Former council calls for more transparency on doctor recruitment
A former Brighton councillor isn’t pleased with how the current council has handled the doctor recruitment issue recently.
Emily Rowley spoke to council last night, questioning why staff was given direction on doctor recruitment matters during closed sessions, instead of open council meetings.
Rowley says that sort of information should be made public and not be approved behind closed doors.
Rowley says with two previous doctor recruits, the terms of their contracts were released to the public before the deals were approved and has asked for that to happen in this case as well.
Council received Rowley’s presentation but took no action moving forward, at this point.

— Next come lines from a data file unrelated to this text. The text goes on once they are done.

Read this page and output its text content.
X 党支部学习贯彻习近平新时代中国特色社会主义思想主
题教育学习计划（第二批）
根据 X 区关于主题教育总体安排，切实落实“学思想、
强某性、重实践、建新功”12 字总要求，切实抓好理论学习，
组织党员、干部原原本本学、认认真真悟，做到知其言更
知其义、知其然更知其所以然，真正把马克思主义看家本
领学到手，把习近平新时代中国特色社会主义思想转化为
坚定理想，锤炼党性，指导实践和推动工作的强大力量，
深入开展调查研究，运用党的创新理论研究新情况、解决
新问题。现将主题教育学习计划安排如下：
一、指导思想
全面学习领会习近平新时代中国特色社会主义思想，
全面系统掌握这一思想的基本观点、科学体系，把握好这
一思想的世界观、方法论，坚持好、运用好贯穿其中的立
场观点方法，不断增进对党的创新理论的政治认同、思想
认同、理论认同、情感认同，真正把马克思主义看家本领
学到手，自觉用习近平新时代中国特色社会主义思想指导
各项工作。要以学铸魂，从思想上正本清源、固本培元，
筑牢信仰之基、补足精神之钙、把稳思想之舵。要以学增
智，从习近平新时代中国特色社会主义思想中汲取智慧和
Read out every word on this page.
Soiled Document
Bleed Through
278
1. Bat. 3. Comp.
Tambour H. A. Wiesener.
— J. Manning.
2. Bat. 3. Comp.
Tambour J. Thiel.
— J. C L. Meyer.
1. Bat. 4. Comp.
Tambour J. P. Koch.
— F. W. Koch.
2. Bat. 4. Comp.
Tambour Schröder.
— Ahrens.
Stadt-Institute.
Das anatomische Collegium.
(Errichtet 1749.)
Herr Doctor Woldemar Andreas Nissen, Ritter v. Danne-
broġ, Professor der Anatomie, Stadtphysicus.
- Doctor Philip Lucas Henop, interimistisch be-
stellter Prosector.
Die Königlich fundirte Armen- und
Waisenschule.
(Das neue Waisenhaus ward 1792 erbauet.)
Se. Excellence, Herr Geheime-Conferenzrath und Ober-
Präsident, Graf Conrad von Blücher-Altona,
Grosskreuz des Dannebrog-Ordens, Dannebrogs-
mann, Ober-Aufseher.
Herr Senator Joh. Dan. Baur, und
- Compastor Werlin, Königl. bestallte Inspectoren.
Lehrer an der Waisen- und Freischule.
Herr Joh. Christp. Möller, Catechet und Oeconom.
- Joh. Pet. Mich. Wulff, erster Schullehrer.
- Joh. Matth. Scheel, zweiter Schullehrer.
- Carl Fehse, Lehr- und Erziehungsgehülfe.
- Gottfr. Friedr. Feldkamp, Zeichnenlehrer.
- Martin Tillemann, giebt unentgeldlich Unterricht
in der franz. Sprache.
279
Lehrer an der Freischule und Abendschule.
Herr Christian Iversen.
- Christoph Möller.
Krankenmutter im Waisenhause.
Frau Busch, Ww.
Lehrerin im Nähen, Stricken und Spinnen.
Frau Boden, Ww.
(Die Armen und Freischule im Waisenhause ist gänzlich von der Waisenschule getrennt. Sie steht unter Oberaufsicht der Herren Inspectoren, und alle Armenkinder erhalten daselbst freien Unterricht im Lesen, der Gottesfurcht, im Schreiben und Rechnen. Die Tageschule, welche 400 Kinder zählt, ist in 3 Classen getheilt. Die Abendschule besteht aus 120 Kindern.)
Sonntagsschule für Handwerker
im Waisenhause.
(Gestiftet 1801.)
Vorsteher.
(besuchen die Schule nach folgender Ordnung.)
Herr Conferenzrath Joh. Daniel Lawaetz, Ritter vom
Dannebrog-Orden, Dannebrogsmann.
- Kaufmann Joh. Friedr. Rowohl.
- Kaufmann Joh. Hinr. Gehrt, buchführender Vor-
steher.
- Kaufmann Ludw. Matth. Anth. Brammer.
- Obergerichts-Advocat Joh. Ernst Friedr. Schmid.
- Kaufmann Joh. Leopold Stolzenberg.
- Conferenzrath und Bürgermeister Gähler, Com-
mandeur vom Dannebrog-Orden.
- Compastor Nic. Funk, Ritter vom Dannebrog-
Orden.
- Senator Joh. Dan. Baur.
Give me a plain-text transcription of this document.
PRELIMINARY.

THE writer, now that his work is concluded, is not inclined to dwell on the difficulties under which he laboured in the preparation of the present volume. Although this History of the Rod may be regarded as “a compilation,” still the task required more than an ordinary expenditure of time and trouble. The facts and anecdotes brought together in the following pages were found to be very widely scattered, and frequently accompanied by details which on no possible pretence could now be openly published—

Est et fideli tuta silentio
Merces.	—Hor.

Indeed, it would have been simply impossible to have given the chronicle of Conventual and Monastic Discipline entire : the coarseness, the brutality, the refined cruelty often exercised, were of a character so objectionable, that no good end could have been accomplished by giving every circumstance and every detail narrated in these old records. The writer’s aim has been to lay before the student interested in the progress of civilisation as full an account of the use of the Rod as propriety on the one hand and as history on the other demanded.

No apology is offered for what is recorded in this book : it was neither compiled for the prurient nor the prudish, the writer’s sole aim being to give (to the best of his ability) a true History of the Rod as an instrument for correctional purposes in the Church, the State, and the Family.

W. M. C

Calendar set for Brighton’s budget deliberations
Brighton Council has a game plan for handling the 2017 budget discussions.
Councillors will see the first draft overview of the financial plan on December 7th, with two budget meetings scheduled in January and another in early February, if needed.
If all goes to plan, the budget bylaw would come to council on February 21st, before education rates come out in mid-march.
Director of Financial Services Linda Widdifield told council the decision has been made to break budget discussions up into shorter, evening sessions, instead of full-day meetings, in an attempt to make it easier for councillors and residents to attend.
Brighton set to hit bargaining table with CUPE workers
It’s time for the Municipality of Brighton to start negotiating with its 40-or-so CUPE-represented workers.
The collective bargaining agreement between the two sides expires at the end of December.
Brighton’s CAO Bill Watson tells Quinte News the negotiations are pretty standard and isn’t expecting too many speed bumps throughout the negotiation process.
There’s no firm timeline for the talks to take place, but Watson says he will be gathering a group of senior staff to set dates for meetings with the union and will update council as the process moves along.
First look at fee changes for 2017
Brighton councillors have gotten a first look at the proposed changes to municipal fees and charges for 2017.
Some of the notable increases include a jump in marriage license fees to $125 from $120, a $25 increase in demolition permits and a $30 jump in building permit fees as well.
There are also a number of other new fees which can be seen on the Brighton Municipal website.
Councillors agreed to have staff look at planning department fees again and possibly increase them, tied to the cost of living, with that report set to come back by the next council meeting on November 21.
A public meeting on the entire fee change schedule will be held on December 5.
Fill bylaw a first for Brighton
The Municipality of Brighton is putting a fill control bylaw in place, to regulate the movement of soil, gravel and other materials around the town.
The town has never had a fill bylaw and most on council agree it’s time to put one in place.
CAO Bill Watson says people moving and dumping large amounts of fill will need permits, at a cost of at least $200.
He adds that too much fill in the wrong areas can cause all types of problems.
Councillor Baker was the only one to vote against the motion, worried it might needlessly affect homeowners, but Watson assured him that people doing every day work around their own property won’t need a permit.
Conversion of street lamps paying off
The Municipality of Brighton is saving a bit of cash, after switching to LED streetlights.
Council approved a plan back in 2014, to convert the town’s nearly 850 street lights to LED bulbs and the results are starting to come in.
Director of Finance Linda Widdifield told council last night the savings from the conversions should add up to about $111,000 annually.
But she says, once you factor in paying back the $500,000 loan to cover the cost of the retrofit, the net savings are actually about $55,500.